Üzerime bu kadar gelmezseniz olmaz mı?

Düşündükçe hıçkırıklarım çoğalırken sesimin duyulmasından korkarak elimle ağzımı kapattım. Öyle bir durum içerisindeydim ki duygularımın bile görülmesini istemiyordum.

"Nazlı! Kızım neredesin?" Annemin sesini duyunca telaşla yüzümü sildim. Burnumu çekip pasaklı olmayı umursamadan tişörtümle sildim. Yüzümün her yerini sertçe ovarken ağladığımın belli olmasını engellemeye çalıştım. En son çare suluğumdaki kalan suyu yüzüme döktüm.

Suluğu masama koyarken annem odamın kapısını açtı. "Buradasın demek. Kızım hadi aşağıya gel. Servise yardım et bana. Engin amcan pide sipariş etmiş. Etli pide de var. Sende gel biraz ye. Miden en son ne zaman et gördü hatırlamıyorum."

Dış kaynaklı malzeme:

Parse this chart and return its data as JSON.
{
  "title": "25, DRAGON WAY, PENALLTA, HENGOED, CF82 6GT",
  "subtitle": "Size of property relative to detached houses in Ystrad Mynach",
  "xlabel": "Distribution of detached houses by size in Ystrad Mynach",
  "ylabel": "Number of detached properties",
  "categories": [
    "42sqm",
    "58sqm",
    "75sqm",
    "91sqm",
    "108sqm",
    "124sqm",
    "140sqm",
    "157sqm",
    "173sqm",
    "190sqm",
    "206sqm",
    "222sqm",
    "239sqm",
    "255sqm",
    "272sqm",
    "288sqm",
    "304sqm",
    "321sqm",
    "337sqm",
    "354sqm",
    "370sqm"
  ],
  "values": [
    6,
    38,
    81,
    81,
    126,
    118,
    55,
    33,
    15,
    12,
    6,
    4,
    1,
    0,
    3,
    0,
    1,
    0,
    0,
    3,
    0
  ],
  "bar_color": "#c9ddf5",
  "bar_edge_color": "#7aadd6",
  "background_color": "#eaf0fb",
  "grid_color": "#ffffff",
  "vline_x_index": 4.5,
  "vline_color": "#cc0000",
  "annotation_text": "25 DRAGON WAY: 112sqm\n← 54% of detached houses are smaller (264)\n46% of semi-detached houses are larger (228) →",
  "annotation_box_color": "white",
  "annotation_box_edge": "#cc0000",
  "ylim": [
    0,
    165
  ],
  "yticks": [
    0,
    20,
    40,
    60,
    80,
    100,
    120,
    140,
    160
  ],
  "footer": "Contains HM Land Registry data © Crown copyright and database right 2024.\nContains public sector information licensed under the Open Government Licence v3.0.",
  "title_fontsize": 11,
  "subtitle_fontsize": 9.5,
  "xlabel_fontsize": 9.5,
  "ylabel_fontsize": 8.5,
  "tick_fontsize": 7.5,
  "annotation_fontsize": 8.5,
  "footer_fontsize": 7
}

"Tamam, geliyorum," dedim yüzümü silerken. Böylece ağladığımı anlamayarak kapımı kapatarak geri giderken yatağıma çöktüm. Annemin bu kederin içerisinden bizim bulunduğumuz durumu da ortaya serdiğinin farkında değildi.

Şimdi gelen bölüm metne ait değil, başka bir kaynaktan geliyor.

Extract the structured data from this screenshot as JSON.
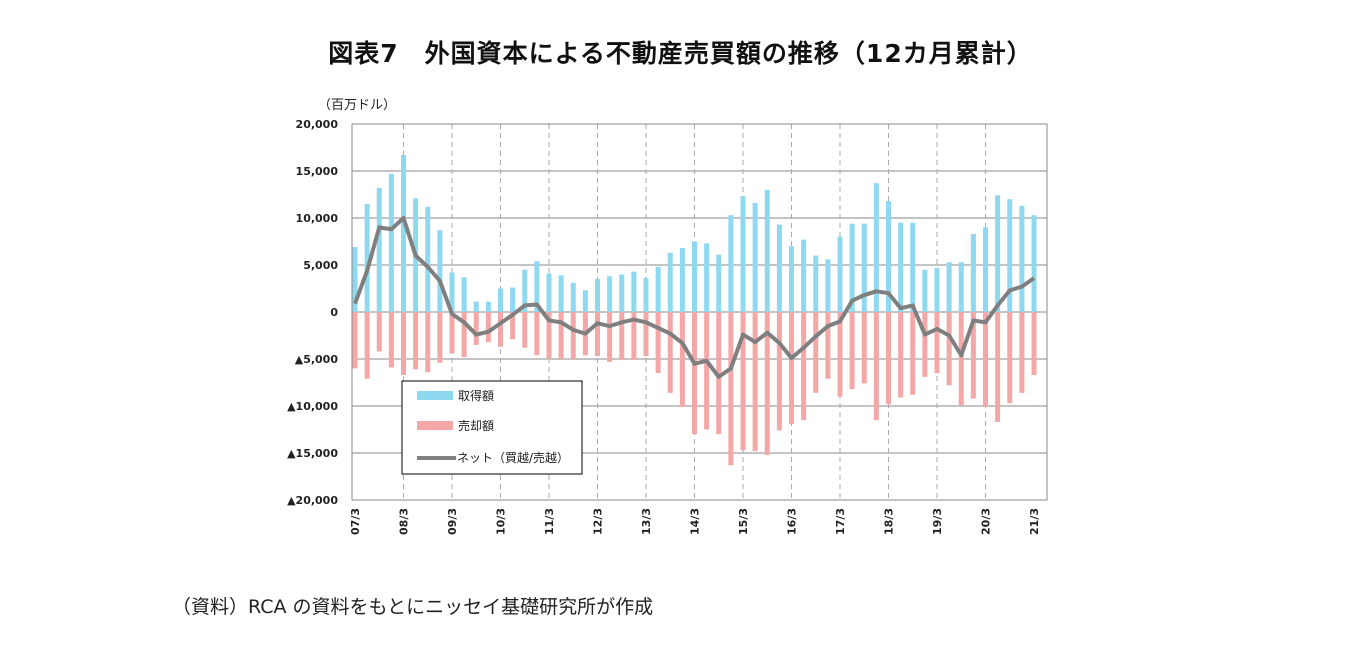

En son ne zaman et yedim gerçekten hatırlamıyordum.

"Et yiyebilmen için Sevim teyzenin ölmesi gerekiyordu," dedim kendi kendime. Sonra o anlamlandıramadığım gerçeklikle bir kez daha yüzleştim.

Sevim teyze gerçekten ölmüş müydü?

Nasıl olabilir? Artık hayatımızda olmayacaktı. Sesini duymayacaktık. Onu görmeyecektik. Belki zamanla yüzünü unutacaktık. Öyle şeyler yaşayacaktık ki, "Hatırlıyor musun Sevim teyze diye biri vardı. İntihar etmişti," diyecektik. Böyle olacağını biliyorum çünkü annemle babam bazen vefat eden tanıdıklarından hep böyle bahsederdi. Unutmuşlardı ve hayatlarına devam ederken arada bir akıllarına geliyordu.

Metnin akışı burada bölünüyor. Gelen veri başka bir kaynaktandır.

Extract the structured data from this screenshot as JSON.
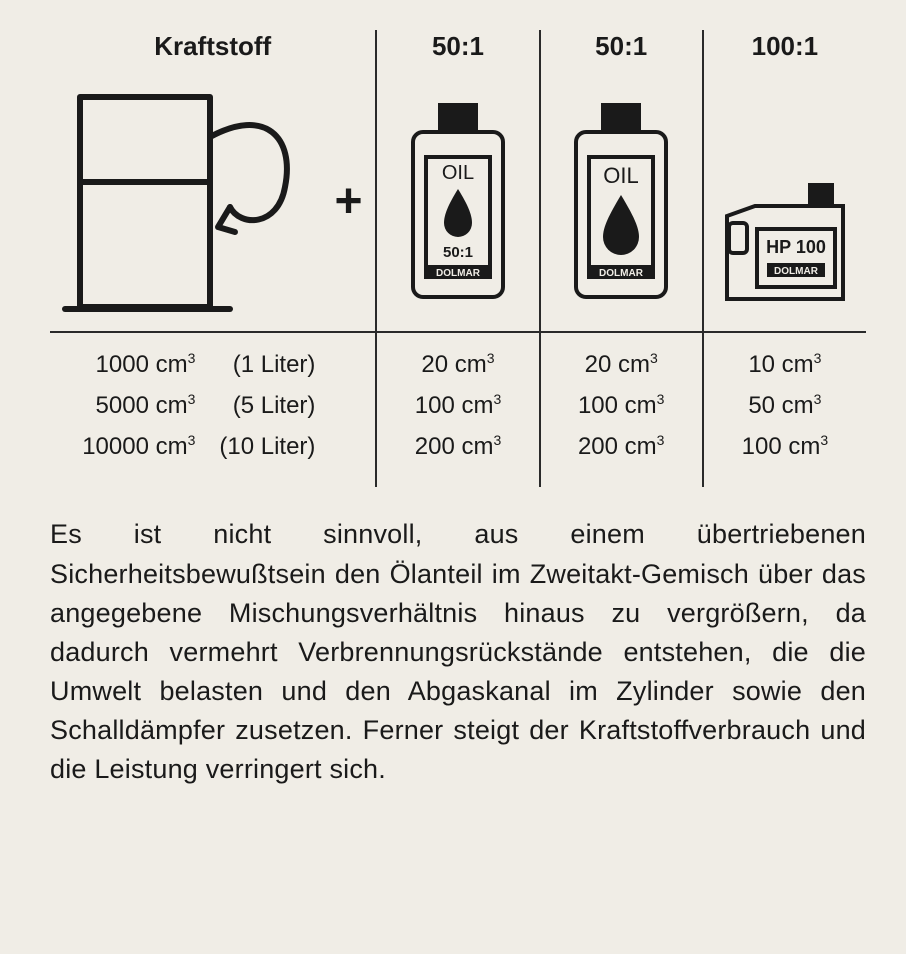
{
  "colors": {
    "background": "#f0ede6",
    "ink": "#1a1a1a",
    "rule": "#2a2a2a"
  },
  "typography": {
    "header_fontsize": 26,
    "data_fontsize": 24,
    "body_fontsize": 27,
    "plus_fontsize": 48,
    "font_family": "Arial, Helvetica, sans-serif"
  },
  "table": {
    "columns": [
      {
        "key": "fuel",
        "header": "Kraftstoff",
        "type": "fuel-pump"
      },
      {
        "key": "oil50a",
        "header": "50:1",
        "type": "oil-bottle",
        "bottle": {
          "top": "OIL",
          "mid": "50:1",
          "brand": "DOLMAR"
        }
      },
      {
        "key": "oil50b",
        "header": "50:1",
        "type": "oil-bottle",
        "bottle": {
          "top": "OIL",
          "brand": "DOLMAR"
        }
      },
      {
        "key": "oil100",
        "header": "100:1",
        "type": "oil-can",
        "can": {
          "label": "HP 100",
          "brand": "DOLMAR"
        }
      }
    ],
    "plus_symbol": "+",
    "rows": [
      {
        "fuel_cm3": "1000 cm³",
        "fuel_liter": "(1 Liter)",
        "oil50a": "20 cm³",
        "oil50b": "20 cm³",
        "oil100": "10 cm³"
      },
      {
        "fuel_cm3": "5000 cm³",
        "fuel_liter": "(5 Liter)",
        "oil50a": "100 cm³",
        "oil50b": "100 cm³",
        "oil100": "50 cm³"
      },
      {
        "fuel_cm3": "10000 cm³",
        "fuel_liter": "(10 Liter)",
        "oil50a": "200 cm³",
        "oil50b": "200 cm³",
        "oil100": "100 cm³"
      }
    ]
  },
  "body_text": "Es ist nicht sinnvoll, aus einem übertriebenen Sicherheitsbewußtsein den Ölanteil im Zweitakt-Gemisch über das angegebene Mischungsverhältnis hinaus zu vergrößern, da dadurch vermehrt Verbrennungsrückstände entstehen, die die Umwelt belasten und den Abgaskanal im Zylinder sowie den Schalldämpfer zusetzen. Ferner steigt der Kraftstoffverbrauch und die Leistung verringert sich."
}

"Ama Can unutmayacak," diye kendimi o gerçeği hatırlatarak odadan çıktım.

♥️

"Ay pide ne kadar da güzel! Engin abi kıymış paraya be." Tanımadığım kadın yanımda bilmem kaçıncı pidesini midesine götürürken ona bakakaldım. Cenaze evinde olmaktan ziyade sanki lokantaya gelmiş gibiydi.

"Nazlı bana yeni ayran getirir misin?" Hürü'nün annesi Zümra teyze elindeki boş ayran şişesini verirken elinden sinirle aldım. Bu hareketime gıcık olduğunu belli etti.

"Kızım senin cebinden mi çıkıyor para? Engin abi alıyor her şeyi. Ne bu tavır?"

"Anne." Hürü annesini uyarırcasına çekiştirirken Zümra teyze yine burnunu dikerek bana baktı. Her zaman böyle biri olmuştu. Dünyanın en büyük yanlışını yapsa bile sanki hiç yapmamış gibi davranır ve burnunu yere indirmezdi. Özür dilemek nedir bilemezdi. Ağzına geleni herkese söylerdi. Çok kalp kırıcı konuşurdu ve bunu da asla umursamazdı. Hürü de zaten aynı annesine çekmişti. En çok babaları Boran amcaya acıyordum. Ellerinde resmen oyuncak olmuştu.